We keep getting told to sleep when he sleeps but my husband is working late shifts and I have to work in the evenings (paperwork) to make up for shorter days in the office. We both work equivalent to full time hours but just cannot get by on 4-5hrs interrupted sleep a night.

OP posts:
tellyaddict · 22/10/2008 22:34

Can you cut down on your hours? I worked part-time as there is no way I could work full time and deal with all that SN entail.

Do you get DLA? If not, could you apply? It's not much but may allow you to drop a few hours.

Something will need to give, and you need to make sure it's not your health or sanity, your child needs you to be well, obvious I know but it's too easy to put them first and forget your own needs.

I do feel for you as I have a baby and disrupted sleep with that too, I nap in the day and sometimes evening too I just don't have the energy to do anything else just now.

runikka · 24/10/2008 13:48

Many thanks for your reply.

We do get DLA but are putting towards his special diet as he is costing us a small fortune in gf/cf bread right now and we are also hoping to start an ABA tutor once a week aswell.

Unfortunately I cannot cut my hours and stay in my job. We have a huge mortgage and rely on both salaries just to get by now.

I know what you are saying is right, I just cant see we can drop anything

OP posts:
tellyaddict · 24/10/2008 15:34

Oh dear . What a difficult position you are in. I do worry for your health when you are not getting enough sleep and still having to go out to work (ie can't then catch up during the day). How about going to bed when your lo does a couple of nights a week? As you'll know from your lo's babyhood, you do adjust to broken sleep but you still need to get enough sleep in the long run, so a few very early nights might help.

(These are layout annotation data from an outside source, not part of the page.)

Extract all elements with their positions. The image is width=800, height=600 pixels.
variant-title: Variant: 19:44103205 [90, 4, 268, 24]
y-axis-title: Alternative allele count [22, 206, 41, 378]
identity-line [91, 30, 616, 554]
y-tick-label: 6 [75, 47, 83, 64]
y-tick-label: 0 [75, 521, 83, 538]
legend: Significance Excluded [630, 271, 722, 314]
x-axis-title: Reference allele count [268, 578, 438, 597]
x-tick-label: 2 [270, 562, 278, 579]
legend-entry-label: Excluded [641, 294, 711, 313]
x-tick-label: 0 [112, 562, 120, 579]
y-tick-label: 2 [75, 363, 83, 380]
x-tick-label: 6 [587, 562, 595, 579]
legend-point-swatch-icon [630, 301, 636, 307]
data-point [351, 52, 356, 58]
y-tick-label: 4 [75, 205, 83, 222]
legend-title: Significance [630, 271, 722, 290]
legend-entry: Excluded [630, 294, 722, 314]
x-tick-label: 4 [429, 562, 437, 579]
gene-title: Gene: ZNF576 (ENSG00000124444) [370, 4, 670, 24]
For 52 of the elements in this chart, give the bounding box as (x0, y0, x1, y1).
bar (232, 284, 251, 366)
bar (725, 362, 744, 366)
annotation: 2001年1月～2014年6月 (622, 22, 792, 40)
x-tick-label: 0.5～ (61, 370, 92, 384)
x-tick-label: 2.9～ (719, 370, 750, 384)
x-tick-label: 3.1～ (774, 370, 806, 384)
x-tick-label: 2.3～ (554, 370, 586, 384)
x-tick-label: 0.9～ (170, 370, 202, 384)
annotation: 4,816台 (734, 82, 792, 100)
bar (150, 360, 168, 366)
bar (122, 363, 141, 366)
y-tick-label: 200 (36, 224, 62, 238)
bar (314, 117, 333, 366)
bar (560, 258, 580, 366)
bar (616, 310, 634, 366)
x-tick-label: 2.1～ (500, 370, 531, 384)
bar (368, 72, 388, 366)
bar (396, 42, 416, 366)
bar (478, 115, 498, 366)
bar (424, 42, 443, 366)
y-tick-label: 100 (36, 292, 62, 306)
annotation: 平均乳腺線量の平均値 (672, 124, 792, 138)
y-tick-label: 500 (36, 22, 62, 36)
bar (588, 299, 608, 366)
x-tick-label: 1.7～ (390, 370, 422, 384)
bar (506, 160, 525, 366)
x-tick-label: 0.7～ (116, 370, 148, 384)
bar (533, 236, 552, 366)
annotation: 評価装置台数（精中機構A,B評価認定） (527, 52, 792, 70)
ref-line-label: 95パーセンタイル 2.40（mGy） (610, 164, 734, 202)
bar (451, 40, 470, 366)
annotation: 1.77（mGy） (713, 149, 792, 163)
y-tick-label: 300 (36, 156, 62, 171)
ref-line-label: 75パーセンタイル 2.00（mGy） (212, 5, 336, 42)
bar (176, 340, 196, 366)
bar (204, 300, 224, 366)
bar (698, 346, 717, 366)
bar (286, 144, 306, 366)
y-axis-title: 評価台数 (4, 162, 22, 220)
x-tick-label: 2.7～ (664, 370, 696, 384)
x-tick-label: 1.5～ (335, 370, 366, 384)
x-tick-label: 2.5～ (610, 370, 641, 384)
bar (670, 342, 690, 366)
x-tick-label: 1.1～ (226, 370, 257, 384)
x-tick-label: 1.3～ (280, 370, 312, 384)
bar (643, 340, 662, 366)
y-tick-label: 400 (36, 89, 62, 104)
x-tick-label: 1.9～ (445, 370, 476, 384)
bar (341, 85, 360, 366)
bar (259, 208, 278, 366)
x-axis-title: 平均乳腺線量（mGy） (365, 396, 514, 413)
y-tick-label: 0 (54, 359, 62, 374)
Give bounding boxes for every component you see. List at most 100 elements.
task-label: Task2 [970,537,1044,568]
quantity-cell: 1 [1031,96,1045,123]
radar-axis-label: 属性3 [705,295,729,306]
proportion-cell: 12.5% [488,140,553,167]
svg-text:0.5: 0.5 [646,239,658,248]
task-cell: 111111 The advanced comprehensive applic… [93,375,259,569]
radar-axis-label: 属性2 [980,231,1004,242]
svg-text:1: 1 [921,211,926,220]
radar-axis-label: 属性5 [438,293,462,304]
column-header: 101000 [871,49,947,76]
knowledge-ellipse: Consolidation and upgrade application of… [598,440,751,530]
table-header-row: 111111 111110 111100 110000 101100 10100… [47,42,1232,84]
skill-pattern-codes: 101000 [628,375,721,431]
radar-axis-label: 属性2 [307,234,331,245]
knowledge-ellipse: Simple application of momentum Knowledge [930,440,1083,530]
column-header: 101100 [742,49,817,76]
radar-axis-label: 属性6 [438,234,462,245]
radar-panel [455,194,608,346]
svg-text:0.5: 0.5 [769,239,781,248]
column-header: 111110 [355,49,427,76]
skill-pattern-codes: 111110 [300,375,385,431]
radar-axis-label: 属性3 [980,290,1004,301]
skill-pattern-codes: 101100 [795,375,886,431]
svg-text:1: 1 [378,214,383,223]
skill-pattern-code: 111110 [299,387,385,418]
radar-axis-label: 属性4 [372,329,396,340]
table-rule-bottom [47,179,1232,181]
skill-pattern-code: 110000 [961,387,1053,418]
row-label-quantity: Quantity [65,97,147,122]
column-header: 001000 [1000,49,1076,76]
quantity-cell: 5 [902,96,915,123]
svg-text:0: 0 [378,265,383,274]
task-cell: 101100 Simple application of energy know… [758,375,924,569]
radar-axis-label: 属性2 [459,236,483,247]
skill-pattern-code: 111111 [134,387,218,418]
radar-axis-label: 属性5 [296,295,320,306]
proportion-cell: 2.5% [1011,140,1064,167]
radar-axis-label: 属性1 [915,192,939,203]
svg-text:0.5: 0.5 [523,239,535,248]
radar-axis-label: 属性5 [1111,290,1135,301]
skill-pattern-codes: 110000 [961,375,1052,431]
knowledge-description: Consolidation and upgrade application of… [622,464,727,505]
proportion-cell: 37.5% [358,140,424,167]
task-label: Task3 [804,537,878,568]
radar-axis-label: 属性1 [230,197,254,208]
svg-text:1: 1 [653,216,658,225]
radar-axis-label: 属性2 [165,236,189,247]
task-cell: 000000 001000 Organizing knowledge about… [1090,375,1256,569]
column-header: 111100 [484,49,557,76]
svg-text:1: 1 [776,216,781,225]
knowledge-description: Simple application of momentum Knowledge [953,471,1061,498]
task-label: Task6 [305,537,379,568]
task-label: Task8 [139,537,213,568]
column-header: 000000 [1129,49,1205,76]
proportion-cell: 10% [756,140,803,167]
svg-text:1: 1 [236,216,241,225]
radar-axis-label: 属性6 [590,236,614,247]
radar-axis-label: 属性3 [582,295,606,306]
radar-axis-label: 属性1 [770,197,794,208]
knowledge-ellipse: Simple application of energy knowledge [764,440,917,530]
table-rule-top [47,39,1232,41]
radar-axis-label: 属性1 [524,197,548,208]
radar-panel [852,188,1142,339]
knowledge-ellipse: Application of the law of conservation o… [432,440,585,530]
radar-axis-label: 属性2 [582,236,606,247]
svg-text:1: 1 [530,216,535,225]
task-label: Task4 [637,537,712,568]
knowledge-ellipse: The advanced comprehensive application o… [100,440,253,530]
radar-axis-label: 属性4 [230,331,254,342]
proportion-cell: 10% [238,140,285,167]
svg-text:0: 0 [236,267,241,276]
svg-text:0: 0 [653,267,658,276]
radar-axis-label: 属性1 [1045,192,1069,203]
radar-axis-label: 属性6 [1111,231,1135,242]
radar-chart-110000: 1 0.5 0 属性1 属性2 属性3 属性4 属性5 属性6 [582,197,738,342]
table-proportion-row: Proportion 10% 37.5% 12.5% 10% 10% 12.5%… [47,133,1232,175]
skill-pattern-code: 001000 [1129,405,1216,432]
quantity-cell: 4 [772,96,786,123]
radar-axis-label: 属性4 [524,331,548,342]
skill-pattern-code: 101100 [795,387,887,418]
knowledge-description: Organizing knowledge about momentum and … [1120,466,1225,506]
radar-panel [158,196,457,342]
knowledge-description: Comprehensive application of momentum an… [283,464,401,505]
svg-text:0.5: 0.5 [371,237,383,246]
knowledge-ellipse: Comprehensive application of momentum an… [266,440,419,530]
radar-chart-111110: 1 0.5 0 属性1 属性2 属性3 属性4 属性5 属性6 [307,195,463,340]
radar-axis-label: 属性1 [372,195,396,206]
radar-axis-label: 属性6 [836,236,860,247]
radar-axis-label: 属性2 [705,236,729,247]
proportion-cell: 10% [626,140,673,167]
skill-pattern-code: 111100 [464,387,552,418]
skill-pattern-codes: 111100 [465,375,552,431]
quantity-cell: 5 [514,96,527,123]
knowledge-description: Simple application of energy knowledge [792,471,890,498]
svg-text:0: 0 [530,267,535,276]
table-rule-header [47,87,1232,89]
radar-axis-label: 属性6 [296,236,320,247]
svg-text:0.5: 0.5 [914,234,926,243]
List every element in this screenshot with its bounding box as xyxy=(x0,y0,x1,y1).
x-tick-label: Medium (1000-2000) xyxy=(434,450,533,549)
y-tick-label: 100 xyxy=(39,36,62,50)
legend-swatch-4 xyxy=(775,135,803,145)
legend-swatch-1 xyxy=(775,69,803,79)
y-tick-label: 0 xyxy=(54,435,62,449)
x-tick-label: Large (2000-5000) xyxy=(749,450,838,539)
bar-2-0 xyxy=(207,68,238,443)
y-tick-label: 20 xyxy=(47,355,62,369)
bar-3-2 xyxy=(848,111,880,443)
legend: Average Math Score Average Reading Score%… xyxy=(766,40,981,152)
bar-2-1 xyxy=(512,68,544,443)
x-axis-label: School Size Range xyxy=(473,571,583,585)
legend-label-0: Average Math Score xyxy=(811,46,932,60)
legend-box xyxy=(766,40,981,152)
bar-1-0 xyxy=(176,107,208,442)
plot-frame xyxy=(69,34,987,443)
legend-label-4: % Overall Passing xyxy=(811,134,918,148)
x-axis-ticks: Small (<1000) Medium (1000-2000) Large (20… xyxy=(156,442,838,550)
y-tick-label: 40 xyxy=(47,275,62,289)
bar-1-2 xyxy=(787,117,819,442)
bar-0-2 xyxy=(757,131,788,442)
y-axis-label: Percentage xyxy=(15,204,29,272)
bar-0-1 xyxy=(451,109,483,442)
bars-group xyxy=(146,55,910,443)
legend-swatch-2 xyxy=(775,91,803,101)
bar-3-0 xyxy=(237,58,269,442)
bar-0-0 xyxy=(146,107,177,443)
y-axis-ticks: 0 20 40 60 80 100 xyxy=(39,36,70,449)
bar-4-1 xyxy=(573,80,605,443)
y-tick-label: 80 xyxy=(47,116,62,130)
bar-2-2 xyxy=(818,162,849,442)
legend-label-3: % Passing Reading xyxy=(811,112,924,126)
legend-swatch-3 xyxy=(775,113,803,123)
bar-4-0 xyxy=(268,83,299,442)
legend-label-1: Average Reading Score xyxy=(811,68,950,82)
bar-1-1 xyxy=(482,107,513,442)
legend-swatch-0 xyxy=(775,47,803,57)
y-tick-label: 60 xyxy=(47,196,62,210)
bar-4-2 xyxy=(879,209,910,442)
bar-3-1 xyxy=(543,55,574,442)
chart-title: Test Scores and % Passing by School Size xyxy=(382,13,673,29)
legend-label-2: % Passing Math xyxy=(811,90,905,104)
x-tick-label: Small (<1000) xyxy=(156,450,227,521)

You might be able to get special dietary things on prescription via your GP - some people do. There are also lots of other ways to make money such as taking in a lodger (not ideal I know, but sometimes something has to give), if there is a college close to you they are often looking for accommodation for foreign students. Income is also not taxable up to about £500 a month. Is there something you can do from home?

Hope you can find a solution soon.

slackrunner · 24/10/2008 22:26

Have you factored Carers Allowance into the equation? I know that CA is like pissing in the sodding ocean in terms of paying bills and meeting overheads, but if you maybe did what tellyaddict suggests and had CA....And tax credits for that matter.

Can your paed maybe suggest some medication to help manage his GI pain when that's what causes him to wake?

I do empathise runnika - DH and I work F/T and when dd goes through a run of not sleeping it kills us. I wish I knew what else to suggest.

Pixel · 25/10/2008 13:55

What I often do is get in bed with ds when he goes up, we can have a story and a cuddle and he goes off to sleep much more quickly. I stay with him for an hour or two's uninterrupted sleep which helps me feel I've caught up a bit and then I get up and have the some time watching tv with dh or working or whatever. It's still no fun when ds wakes me up at 3am and charges around the house until dawn but I don't feel quite so deprived, knowing I've already had an extra nap.
I don't do it every night because I don't want him to lose the ability to go to sleep on his own (it was hard-won) but every little helps.